Another major update for the 2016 WR450F is that of the wide ratio five-speed transmission. The new design features the same updated gearshift system as the YZ450F, but also includes new, more durable materials in the light enduro clutch. In addition the 2nd, 3rd and 4th gears have been set higher than the YZF, while the 1st and 5th gears remain the same.
Overall the transmission was very smooth, with an effortless gear-shift feel and as advertised a very ‘light clutch’. Moreover there were no issues regarding the clutch or transmission, and the standard 13:50 gearing ratio was also a big hit amongst all riders!
The redevelopment of the WR450F for 2016 has also seen updates made in the stopping department with the adoption of the YZF’s recently updated braking systems. As a result the WRF now features the large diameter 270mm front disc and the only distinction between the YZF and WRF’s braking operation is that the latter utilises a slightly smaller front caliper bracket.
The braking performance of the WRF was outstanding as expected, with only small height adjustments required for both the front and back brake levers for me to feel right at home.

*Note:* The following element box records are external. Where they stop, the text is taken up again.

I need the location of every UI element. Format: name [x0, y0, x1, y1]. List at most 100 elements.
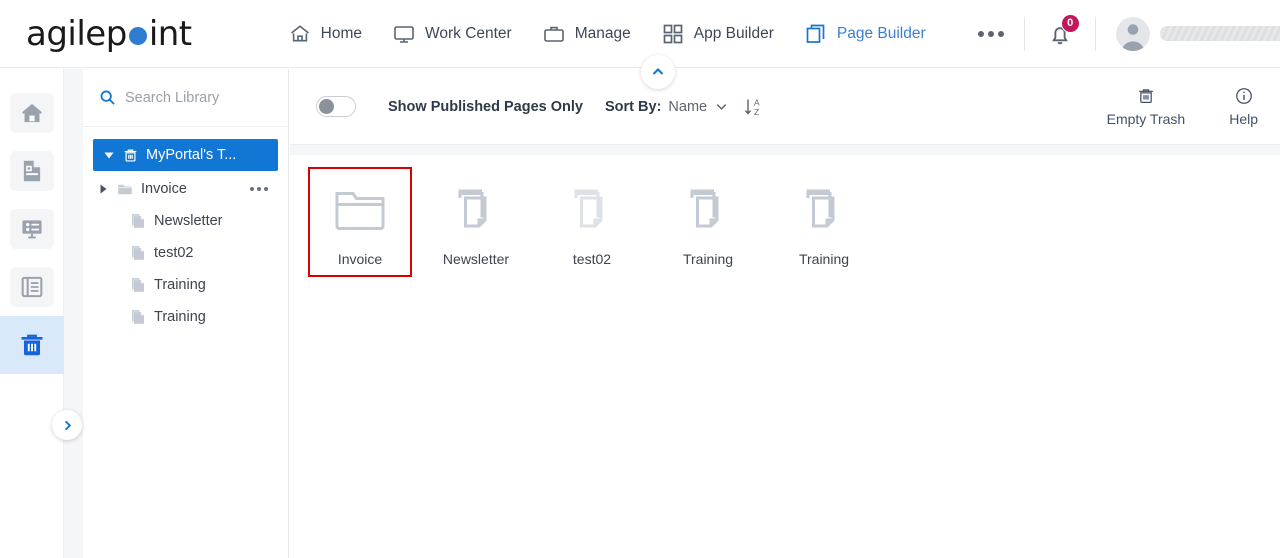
- notification-badge: 0: [1060, 13, 1080, 33]
- show-published-pages-toggle[interactable]: [316, 96, 356, 117]
- sort-az-ascending-icon: A Z: [744, 97, 760, 117]
- sort-by-label: Sort By:: [605, 98, 662, 115]
- user-name-redacted: [1159, 26, 1280, 41]
- grid-item-label: Training: [682, 251, 734, 267]
- agilepoint-logo[interactable]: agilep int: [26, 14, 192, 54]
- content-toolbar: Show Published Pages Only Sort By: Name …: [290, 69, 1280, 145]
- sort-direction-button[interactable]: A Z: [743, 96, 765, 118]
- document-icon: [23, 160, 41, 182]
- tree-item-invoice[interactable]: Invoice: [83, 173, 288, 205]
- nav-item-home[interactable]: Home: [288, 22, 362, 46]
- nav-item-manage[interactable]: Manage: [542, 22, 631, 46]
- notifications-button[interactable]: 0: [1045, 13, 1080, 49]
- grid-item-label: Training: [798, 251, 850, 267]
- rail-item-page[interactable]: [0, 142, 64, 200]
- dot: [257, 187, 261, 191]
- rail-item-form[interactable]: [0, 200, 64, 258]
- svg-text:A: A: [754, 97, 760, 107]
- rail-item-layout[interactable]: [0, 258, 64, 316]
- logo-text: agilep int: [26, 14, 192, 54]
- chevron-right-icon: [64, 420, 71, 430]
- grid-item-invoice[interactable]: Invoice: [308, 167, 412, 277]
- header-right: 0: [1004, 13, 1280, 51]
- rail-item-trash[interactable]: [0, 316, 64, 374]
- tree-item-label: test02: [154, 245, 194, 261]
- grid-item-training-1[interactable]: Training: [656, 167, 760, 277]
- caret-right-icon: [100, 184, 107, 194]
- rail-icon-box: [10, 267, 54, 307]
- trash-icon: [21, 334, 43, 356]
- home-icon: [22, 103, 42, 123]
- svg-text:Z: Z: [754, 107, 759, 117]
- user-menu[interactable]: [1115, 16, 1280, 51]
- help-button[interactable]: Help: [1229, 86, 1258, 127]
- dot: [977, 30, 984, 37]
- rail-gutter: [64, 69, 83, 558]
- tree-item-training-2[interactable]: Training: [83, 301, 288, 333]
- grid-item-label: test02: [572, 251, 612, 267]
- rail-icon-box: [10, 93, 54, 133]
- main-nav: Home Work Center Manage App Builder Page…: [288, 22, 1004, 46]
- content-area: Show Published Pages Only Sort By: Name …: [290, 69, 1280, 558]
- nav-label-app-builder: App Builder: [693, 24, 774, 42]
- empty-trash-label: Empty Trash: [1106, 111, 1186, 127]
- pages-icon: [132, 278, 144, 292]
- tree-item-label: Training: [154, 277, 206, 293]
- copy-pages-icon: [806, 24, 825, 43]
- monitor-icon: [394, 25, 414, 43]
- rail-icon-box: [10, 151, 54, 191]
- folder-icon: [118, 184, 132, 195]
- expand-sidebar-button[interactable]: [52, 410, 82, 440]
- pages-icon: [132, 310, 144, 324]
- dot: [264, 187, 268, 191]
- grid-item-label: Invoice: [337, 251, 383, 267]
- nav-item-page-builder[interactable]: Page Builder: [804, 22, 926, 46]
- sort-by-value[interactable]: Name: [668, 99, 707, 115]
- caret-down-icon: [104, 152, 114, 159]
- logo-text-b: int: [148, 13, 192, 54]
- grid-item-training-2[interactable]: Training: [772, 167, 876, 277]
- empty-trash-button[interactable]: Empty Trash: [1106, 86, 1186, 127]
- top-header: agilep int Home Work Center Manage App B…: [0, 0, 1280, 68]
- tree-item-test02[interactable]: test02: [83, 237, 288, 269]
- briefcase-icon: [543, 26, 564, 42]
- rail-item-home[interactable]: [0, 84, 64, 142]
- layout-list-icon: [21, 276, 43, 298]
- pages-icon: [564, 183, 620, 235]
- person-icon: [1121, 23, 1145, 51]
- pages-icon: [796, 183, 852, 235]
- logo-dot-icon: [128, 26, 147, 45]
- form-tree-icon: [22, 220, 42, 239]
- show-published-pages-label: Show Published Pages Only: [388, 98, 583, 115]
- nav-item-work-center[interactable]: Work Center: [392, 22, 512, 46]
- tree-root-label: MyPortal's T...: [146, 147, 237, 163]
- tree-root-myportals-trash[interactable]: MyPortal's T...: [93, 139, 278, 171]
- tree-item-menu-button[interactable]: [250, 187, 268, 191]
- toggle-knob: [319, 99, 334, 114]
- nav-label-manage: Manage: [574, 24, 631, 42]
- info-icon: [1235, 88, 1252, 104]
- chevron-down-icon[interactable]: [714, 99, 729, 114]
- grid-item-newsletter[interactable]: Newsletter: [424, 167, 528, 277]
- search-input-placeholder: Search Library: [125, 89, 220, 106]
- collapse-header-button[interactable]: [641, 55, 675, 89]
- trash-icon: [124, 149, 137, 162]
- rail-icon-box: [10, 325, 54, 365]
- nav-more-options-button[interactable]: [977, 30, 1004, 37]
- items-grid: Invoice Newsletter test02 Training Train…: [290, 155, 1280, 277]
- header-divider: [1023, 16, 1025, 51]
- chevron-up-icon: [652, 68, 664, 75]
- rail-icon-box: [10, 209, 54, 249]
- tree-item-newsletter[interactable]: Newsletter: [83, 205, 288, 237]
- grid-item-test02[interactable]: test02: [540, 167, 644, 277]
- tree-item-training-1[interactable]: Training: [83, 269, 288, 301]
- pages-icon: [132, 246, 144, 260]
- grid-squares-icon: [663, 24, 683, 43]
- nav-item-app-builder[interactable]: App Builder: [661, 22, 774, 46]
- tree-item-label: Invoice: [141, 181, 187, 197]
- search-library-field[interactable]: Search Library: [83, 69, 288, 127]
- library-panel: Search Library MyPortal's T... Invoice N…: [83, 69, 289, 558]
- nav-label-work-center: Work Center: [425, 24, 512, 42]
- grid-item-label: Newsletter: [442, 251, 510, 267]
- toolbar-actions: Empty Trash Help: [1107, 86, 1258, 127]
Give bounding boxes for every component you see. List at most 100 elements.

I was comfortable in applying the brakes rapidly on all of the terrain we came across in our rides, which was a huge confidence boost when needing to get comfortable and up to speed with the bike in only a short period of time.
For 2016 the WR450F will be available in its traditional Yamaha Blue colour way, and in Australia and New Zealand only consumers will also have the 60th anniversary yellow livery to choose from. This exclusive offer to oceanic customers has been provided as a way of celebrating the two nations’ role in the redevelopment of this bike. The new model will also feature the Black Excel rims as mentioned above, as well as WRF printed Bark Busters, and a lightweight black engine guard to protect the WRF’s under carriage. The 2016 WR450F is expected to land in Australian Yamaha dealer showrooms in late January, 2016. As it is primarily a competition based machine, Yamaha extends a three-months, parts only warranty on the WR.